00:07:58.700 | Parsing is the process of converting a non-text resource into text. And the reason that this is
00:08:03.500 | necessary is because, as we all know, language models, they speak text. So in order to make information
00:08:09.660 | that is represented in a different form, like a PDF, or an MP4 file, or a, or an image, legible or useful
00:08:17.020 | to the LLM, we need to first convert it to text. And so one way of thinking about parsing is it's the
00:08:21.980 | process of making non-text information legible to a large language model. And we do have multimodal models
00:08:27.660 | that are one solution to this, but there are lots of restrictions on multimodal models that make it,
00:08:31.660 | that make parsing still relevant. So to illustrate that we have the five different document types or
00:08:38.060 | resource types that we mentioned momentarily ago, going through our parsing process and coming out as
00:08:42.700 | actually markdown, which is a type of text that, as we all know, contains some structural information
00:08:47.900 | and formatting, which is actually semantically, semantically meaningful and useful.
00:08:51.660 | Let's talk about the process of how we implemented Parsed. And the, the short answer is that we did not.
00:08:57.980 | We didn't want to build this from scratch.

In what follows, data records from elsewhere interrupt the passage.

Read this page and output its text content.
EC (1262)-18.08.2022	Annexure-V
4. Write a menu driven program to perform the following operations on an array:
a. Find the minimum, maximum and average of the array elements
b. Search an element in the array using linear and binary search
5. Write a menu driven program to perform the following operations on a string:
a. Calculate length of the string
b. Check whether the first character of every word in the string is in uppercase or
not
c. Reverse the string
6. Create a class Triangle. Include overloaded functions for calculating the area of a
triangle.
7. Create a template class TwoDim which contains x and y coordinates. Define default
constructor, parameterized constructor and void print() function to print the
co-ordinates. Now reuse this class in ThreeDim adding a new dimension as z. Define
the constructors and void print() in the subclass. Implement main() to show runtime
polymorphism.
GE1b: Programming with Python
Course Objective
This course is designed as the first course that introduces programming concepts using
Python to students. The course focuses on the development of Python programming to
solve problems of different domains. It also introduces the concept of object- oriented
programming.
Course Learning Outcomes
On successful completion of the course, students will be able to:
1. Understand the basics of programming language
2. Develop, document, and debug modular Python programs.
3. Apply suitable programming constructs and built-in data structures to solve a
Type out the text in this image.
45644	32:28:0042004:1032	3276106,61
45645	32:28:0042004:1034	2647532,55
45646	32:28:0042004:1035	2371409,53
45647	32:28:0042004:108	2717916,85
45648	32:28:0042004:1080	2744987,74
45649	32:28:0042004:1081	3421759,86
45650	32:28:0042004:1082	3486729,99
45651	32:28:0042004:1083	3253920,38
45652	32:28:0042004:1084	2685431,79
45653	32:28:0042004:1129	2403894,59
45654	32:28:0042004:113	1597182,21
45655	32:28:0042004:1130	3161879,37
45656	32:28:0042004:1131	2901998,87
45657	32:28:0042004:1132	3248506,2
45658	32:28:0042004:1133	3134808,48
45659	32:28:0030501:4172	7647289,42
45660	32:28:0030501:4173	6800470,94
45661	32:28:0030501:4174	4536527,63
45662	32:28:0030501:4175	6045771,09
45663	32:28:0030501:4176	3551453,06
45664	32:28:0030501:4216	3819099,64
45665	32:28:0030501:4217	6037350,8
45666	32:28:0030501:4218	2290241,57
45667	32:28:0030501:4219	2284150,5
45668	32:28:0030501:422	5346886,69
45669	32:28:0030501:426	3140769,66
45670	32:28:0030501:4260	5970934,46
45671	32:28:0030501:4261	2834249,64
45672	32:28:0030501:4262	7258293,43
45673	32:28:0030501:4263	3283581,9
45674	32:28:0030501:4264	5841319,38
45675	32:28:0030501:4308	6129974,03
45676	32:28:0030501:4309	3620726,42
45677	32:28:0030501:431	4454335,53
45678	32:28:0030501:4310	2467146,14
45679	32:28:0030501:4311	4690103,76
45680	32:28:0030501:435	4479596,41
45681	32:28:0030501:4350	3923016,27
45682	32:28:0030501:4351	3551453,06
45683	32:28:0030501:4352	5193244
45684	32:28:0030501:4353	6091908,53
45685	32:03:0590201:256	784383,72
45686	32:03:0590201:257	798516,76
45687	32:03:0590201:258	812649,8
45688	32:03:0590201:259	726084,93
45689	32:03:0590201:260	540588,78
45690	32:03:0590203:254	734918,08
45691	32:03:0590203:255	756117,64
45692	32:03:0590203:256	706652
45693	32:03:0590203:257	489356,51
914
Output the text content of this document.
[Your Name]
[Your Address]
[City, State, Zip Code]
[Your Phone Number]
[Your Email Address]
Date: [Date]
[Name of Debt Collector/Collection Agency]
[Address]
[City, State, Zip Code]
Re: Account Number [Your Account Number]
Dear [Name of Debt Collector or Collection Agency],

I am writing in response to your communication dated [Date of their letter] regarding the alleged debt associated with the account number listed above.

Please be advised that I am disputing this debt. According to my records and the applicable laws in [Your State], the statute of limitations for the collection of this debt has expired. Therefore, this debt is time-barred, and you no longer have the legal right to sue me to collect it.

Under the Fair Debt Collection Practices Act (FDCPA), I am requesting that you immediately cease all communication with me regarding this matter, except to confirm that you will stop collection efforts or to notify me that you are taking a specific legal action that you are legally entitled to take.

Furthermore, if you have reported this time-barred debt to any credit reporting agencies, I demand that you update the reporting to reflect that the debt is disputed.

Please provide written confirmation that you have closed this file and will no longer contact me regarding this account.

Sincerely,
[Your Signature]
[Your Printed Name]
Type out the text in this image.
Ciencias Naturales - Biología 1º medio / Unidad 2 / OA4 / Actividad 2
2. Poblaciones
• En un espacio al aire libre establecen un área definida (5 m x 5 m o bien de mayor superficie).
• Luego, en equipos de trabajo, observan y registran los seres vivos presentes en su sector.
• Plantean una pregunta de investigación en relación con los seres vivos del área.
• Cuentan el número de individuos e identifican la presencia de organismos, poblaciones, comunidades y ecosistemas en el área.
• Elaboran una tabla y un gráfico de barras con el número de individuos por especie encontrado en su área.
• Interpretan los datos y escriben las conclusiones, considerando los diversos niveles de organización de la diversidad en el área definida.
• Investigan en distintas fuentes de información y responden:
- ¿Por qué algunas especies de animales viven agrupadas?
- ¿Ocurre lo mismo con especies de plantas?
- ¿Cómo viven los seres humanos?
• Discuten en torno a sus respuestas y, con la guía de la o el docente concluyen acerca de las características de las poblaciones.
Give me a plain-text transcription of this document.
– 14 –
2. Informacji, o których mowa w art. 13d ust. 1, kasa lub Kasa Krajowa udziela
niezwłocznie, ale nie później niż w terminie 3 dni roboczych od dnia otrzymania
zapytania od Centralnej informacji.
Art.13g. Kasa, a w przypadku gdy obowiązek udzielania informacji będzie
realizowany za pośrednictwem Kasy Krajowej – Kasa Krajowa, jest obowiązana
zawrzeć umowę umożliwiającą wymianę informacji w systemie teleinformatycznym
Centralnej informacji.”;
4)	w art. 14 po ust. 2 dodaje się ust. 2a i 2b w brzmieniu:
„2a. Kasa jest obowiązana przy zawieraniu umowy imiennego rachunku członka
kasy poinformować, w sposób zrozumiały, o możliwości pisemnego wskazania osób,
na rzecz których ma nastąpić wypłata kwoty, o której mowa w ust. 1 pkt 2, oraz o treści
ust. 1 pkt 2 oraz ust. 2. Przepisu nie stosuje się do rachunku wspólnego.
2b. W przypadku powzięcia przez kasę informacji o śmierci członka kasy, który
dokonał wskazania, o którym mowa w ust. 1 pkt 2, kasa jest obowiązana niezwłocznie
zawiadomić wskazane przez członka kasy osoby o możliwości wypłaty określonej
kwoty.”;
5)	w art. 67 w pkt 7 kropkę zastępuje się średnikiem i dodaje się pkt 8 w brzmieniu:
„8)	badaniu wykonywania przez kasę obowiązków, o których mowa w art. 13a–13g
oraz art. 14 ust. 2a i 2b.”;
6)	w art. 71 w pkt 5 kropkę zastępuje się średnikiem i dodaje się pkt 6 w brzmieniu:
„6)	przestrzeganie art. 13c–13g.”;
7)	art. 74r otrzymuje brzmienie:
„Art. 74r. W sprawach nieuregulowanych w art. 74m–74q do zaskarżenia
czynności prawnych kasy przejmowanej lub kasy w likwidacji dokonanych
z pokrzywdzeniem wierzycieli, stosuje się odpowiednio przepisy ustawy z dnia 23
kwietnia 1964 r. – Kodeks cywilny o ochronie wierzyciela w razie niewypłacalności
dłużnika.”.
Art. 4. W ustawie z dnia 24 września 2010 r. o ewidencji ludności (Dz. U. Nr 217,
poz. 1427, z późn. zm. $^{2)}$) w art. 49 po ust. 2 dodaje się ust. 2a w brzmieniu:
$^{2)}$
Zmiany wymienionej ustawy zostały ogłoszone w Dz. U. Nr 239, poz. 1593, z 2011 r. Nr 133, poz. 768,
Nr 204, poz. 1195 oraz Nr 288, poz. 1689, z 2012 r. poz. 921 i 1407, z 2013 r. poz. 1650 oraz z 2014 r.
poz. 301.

And we had a few different reasons for doing this.
00:09:02.540 | The first is that you just saw that we had five different research types and a lot of different
00:09:06.380 | file types within each of them. We thought it was going to be too many, and we thought it was going
00:09:09.820 | to be too much work. We wanted to get to market quickly. The last reason was that we just weren't that
00:09:15.420 | confident in the outcome. There are vendors who dedicate their entire company to building an
00:09:19.820 | effective parsing system for a specific resource type. We didn't want our team to, to have to become
00:09:25.180 | specialists in, in parsing for each one of these resource types and to build a, a parsing system for
00:09:29.980 | that. We thought that maybe if we tried to do this, the outcome actually just wouldn't be that, that
00:09:34.460 | successful. So we chose to work with a vendor and here are a bunch of the vendors that we, we came across.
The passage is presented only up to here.